Technology executives — including Apple CEO Tim Cook and Salesforce co-CEO Marc Benioff — have urged the government to back off on tightening immigration policies for foreign workers following aggressive talk from the nation’s immigration chief.
U.S. Citizenship and Immigration director Francis Cissna, talking to a group pushing for reductions in numbers of foreign workers and immigrants, cited “all sorts of fraud and abuse” in the H-1B program that many Silicon Valley companies rely on for highly skilled workers and “across all these programs.”
The H-1B visa, intended for foreign workers doing specialized jobs, has become a flashpoint in the immigration debate, with firms arguing it should be expanded beyond the annual 85,000 new visas so they can acquire the world’s top talent, and critics pointing to reported abuses and asserting the visa is used to replace Americans with cheaper, foreign workers.
Cissna said he wanted elected representatives to take action on the H-1B.
“I would really love it if Congress would just pass a one-sentence provision that would just prohibit American workers in being replaced by H-1B workers,” Cissna said in a talk last week to the Center for Immigration Studies, at the National Press Club in Washington, D.C.
Cissna outlined actions his agency has taken — some to satisfy President Donald Trump’s call for better screening of immigrants, he said — to crack down on potential abuse of the immigration system. Citizenship and Immigration has expanded visits to sites where workers on H-1B and other visas are employed, for example “to see if the worker is really there, to see if the business really exists,” he said.
The agency also changed tactics in checking up on immigrants’ claims, interviewing more people on employment-based green cards after historically focusing on those with marriage-based green cards, Cissna said.

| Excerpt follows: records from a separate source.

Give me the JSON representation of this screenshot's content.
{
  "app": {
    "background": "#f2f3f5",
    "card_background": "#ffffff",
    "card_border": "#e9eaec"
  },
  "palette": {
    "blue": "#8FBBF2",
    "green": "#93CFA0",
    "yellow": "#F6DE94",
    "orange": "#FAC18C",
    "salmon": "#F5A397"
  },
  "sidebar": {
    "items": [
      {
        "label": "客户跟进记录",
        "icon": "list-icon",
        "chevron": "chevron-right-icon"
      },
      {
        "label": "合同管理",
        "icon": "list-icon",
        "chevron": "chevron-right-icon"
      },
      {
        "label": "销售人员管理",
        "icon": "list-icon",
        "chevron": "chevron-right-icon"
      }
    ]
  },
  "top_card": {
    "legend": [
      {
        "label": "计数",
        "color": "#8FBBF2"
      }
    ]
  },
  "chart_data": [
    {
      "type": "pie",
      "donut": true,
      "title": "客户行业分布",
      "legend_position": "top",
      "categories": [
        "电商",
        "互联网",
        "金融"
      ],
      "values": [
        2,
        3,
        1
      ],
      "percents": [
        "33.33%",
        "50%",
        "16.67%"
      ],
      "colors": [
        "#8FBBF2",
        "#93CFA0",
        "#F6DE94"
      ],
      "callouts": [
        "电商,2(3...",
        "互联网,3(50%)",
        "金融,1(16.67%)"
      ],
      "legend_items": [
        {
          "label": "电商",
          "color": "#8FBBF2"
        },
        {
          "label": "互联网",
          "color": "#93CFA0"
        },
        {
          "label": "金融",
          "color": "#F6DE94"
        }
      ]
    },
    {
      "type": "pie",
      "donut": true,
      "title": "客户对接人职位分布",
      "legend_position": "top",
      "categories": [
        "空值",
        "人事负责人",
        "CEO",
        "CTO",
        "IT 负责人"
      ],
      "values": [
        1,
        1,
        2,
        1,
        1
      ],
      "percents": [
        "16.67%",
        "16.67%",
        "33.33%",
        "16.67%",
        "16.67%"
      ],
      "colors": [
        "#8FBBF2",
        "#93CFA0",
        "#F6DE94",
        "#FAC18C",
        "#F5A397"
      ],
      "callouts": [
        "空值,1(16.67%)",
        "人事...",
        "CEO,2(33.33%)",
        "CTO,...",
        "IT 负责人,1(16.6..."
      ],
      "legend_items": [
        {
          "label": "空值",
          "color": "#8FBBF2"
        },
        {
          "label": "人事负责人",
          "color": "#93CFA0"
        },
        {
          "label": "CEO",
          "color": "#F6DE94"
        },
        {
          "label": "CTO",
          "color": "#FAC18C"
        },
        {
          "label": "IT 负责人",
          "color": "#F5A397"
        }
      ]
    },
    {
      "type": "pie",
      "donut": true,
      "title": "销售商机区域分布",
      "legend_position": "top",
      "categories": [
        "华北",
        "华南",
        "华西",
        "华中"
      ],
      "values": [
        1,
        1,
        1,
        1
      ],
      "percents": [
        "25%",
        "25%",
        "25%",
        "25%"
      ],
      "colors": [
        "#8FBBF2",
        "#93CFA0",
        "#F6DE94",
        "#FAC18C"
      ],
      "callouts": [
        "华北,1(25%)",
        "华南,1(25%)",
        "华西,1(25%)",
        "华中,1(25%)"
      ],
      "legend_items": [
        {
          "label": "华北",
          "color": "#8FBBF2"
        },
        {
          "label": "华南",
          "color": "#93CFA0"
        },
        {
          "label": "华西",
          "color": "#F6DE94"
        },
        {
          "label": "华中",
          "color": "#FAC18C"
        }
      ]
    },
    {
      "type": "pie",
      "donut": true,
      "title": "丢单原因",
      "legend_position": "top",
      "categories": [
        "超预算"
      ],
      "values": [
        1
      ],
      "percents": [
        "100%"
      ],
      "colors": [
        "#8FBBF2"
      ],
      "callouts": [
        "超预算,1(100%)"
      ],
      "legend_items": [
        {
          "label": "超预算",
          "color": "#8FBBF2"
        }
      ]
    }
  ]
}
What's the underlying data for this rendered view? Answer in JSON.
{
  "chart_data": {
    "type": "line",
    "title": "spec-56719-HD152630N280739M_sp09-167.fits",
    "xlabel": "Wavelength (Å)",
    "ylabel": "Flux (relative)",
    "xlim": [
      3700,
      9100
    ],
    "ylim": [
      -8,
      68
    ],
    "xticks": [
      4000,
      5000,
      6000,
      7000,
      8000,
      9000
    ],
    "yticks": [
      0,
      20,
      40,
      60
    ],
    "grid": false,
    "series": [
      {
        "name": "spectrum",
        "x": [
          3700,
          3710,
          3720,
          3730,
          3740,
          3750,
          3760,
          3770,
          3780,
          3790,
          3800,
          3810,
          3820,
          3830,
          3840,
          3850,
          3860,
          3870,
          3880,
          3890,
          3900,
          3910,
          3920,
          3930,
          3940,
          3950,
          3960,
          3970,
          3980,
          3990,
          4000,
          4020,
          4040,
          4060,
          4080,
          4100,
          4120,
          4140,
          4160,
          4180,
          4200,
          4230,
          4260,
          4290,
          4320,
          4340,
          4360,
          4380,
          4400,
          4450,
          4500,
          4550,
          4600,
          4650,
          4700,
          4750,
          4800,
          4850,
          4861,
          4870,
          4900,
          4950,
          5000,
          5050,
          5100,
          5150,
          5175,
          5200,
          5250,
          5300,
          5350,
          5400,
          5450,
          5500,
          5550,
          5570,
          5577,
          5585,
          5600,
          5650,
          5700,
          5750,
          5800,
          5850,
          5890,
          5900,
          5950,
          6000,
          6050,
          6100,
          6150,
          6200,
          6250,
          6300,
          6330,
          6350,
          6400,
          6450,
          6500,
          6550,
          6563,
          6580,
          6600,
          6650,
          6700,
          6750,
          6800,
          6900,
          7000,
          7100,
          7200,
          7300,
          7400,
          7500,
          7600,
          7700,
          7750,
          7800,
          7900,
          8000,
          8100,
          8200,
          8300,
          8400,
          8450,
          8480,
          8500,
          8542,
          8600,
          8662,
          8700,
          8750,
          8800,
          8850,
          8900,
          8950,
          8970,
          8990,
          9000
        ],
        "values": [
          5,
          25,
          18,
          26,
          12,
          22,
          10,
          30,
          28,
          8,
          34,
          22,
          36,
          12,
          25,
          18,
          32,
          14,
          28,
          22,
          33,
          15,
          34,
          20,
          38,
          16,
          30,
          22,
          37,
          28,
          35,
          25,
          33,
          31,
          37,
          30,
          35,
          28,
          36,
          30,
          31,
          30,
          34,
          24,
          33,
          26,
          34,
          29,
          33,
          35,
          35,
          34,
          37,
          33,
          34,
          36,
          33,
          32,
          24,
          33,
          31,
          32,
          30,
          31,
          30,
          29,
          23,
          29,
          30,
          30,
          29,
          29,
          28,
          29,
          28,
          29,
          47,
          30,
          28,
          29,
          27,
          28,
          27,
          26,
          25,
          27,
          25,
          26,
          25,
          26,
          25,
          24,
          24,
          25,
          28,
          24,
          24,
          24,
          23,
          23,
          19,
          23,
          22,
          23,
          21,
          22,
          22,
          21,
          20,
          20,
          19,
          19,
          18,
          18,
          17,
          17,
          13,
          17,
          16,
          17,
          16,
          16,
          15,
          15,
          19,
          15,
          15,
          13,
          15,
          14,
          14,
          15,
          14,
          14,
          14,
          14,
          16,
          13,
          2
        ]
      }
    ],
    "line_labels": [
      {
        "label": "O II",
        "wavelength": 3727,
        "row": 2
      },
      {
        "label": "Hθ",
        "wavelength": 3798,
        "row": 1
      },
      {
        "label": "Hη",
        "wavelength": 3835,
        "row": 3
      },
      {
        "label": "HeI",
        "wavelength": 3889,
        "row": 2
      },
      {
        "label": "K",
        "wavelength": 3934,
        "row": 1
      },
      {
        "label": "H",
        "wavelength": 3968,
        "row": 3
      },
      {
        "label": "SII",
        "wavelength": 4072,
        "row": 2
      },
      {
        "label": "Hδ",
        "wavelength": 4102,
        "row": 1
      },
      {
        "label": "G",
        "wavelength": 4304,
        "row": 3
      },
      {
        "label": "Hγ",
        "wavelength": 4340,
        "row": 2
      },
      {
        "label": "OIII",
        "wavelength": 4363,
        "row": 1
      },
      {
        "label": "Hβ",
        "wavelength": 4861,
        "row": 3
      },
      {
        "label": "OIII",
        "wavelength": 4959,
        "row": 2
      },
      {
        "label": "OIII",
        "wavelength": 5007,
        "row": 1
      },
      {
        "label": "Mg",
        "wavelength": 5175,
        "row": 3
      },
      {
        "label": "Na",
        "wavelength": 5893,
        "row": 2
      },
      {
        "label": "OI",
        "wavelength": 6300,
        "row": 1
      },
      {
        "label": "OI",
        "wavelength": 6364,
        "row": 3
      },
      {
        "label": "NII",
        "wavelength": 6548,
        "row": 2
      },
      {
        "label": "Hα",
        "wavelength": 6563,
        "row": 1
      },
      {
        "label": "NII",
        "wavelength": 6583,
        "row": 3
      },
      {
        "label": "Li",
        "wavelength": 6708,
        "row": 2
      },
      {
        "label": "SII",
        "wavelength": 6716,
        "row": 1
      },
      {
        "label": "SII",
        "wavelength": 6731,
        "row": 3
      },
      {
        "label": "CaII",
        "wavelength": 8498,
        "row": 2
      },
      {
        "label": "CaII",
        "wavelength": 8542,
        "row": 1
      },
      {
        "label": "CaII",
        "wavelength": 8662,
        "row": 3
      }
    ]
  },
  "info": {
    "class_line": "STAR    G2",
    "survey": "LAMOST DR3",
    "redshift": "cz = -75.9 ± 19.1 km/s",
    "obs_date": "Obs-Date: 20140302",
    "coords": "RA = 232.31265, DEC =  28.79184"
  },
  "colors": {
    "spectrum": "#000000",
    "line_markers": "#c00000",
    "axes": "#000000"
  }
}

Just over a week after Cissna’s speech, 60 CEOs from a lobbying group called the “Business Roundtable” — including Apple’s Cook, Salesforce’s Benioff, Cisco CEO Chuck Robbins, IBM CEO Ginni Rometty, JPMorgan Chase CEO Jamie Dimon and Francisco D’Souza, CEO of leading U.S. outsourcing firm Cognizant — wrote to Homeland Security Secretary Kirstjen Nielsen to express “serious concern about changes in immigration policy that are causing considerable anxiety for many thousands of our employees while threatening to disrupt company operations,” according to a report Thursday.
U.S. businesses employing foreign workers have been scrambling to push back against changes to U.S. immigration policy that have flowed from Trump’s April 2017 “Buy American and Hire American” executive order.
The CEOs attacked what they called “inconsistent government action and uncertainty,” saying it “undermines economic growth and American competitiveness and creates anxiety for employees who follow the law,” according to Fortune, which published a copy of the letter.
The letter also contained a warning about the administration’s proposed work prohibition for spouses of H-1B holders.
“These spouses are often highly skilled in their own rights and have built careers and lives around their ability to contribute to companies here,” the CEOs said. “Other countries allow these valuable professionals to work, so revoking their U.S. work authorization will likely cause high-skilled immigrants to take their skills to competitors outside the United States.”
Inconsistency on immigration policy will deter foreign citizens from attempting to move to the U.S., the CEOs wrote.
“Few will move their family and settle in a new country if, at any time and without notice, the government can force their immediate departure – often without explanation,” they said in the letter. “As the federal government undertakes its legitimate review of immigration rules, it must avoid making changes that disrupt the lives of thousands of law-abiding and skilled employees, and that inflict substantial harm on U.S. competitiveness.”
In his talk, Cissna suggested a more comprehensive immigration crackdown is coming.
“On the things we’re doing on H-1Bs and all that, the worker visas, we haven’t really done that much yet,” Cissna said. More investigative interviews are “almost certainly” on the horizon, he indicated.
“It’s kind of remarkable that you could have somebody come to the country, get a student visa – say they come over as a tourist. Then they change to a student visa. Then they study for four years. Then they get a master’s degree. So they’re six years. Then they get an H-1B, and that’s another three years. Then they get another extension and another three,” he said, then added that such a person could also receive an Optional Practical Training work permit along the way allowing for up to three additional years of work.
“So you could have a person here for a dozen years and we never talk to them,” he said. “I don’t think that’s prudent.”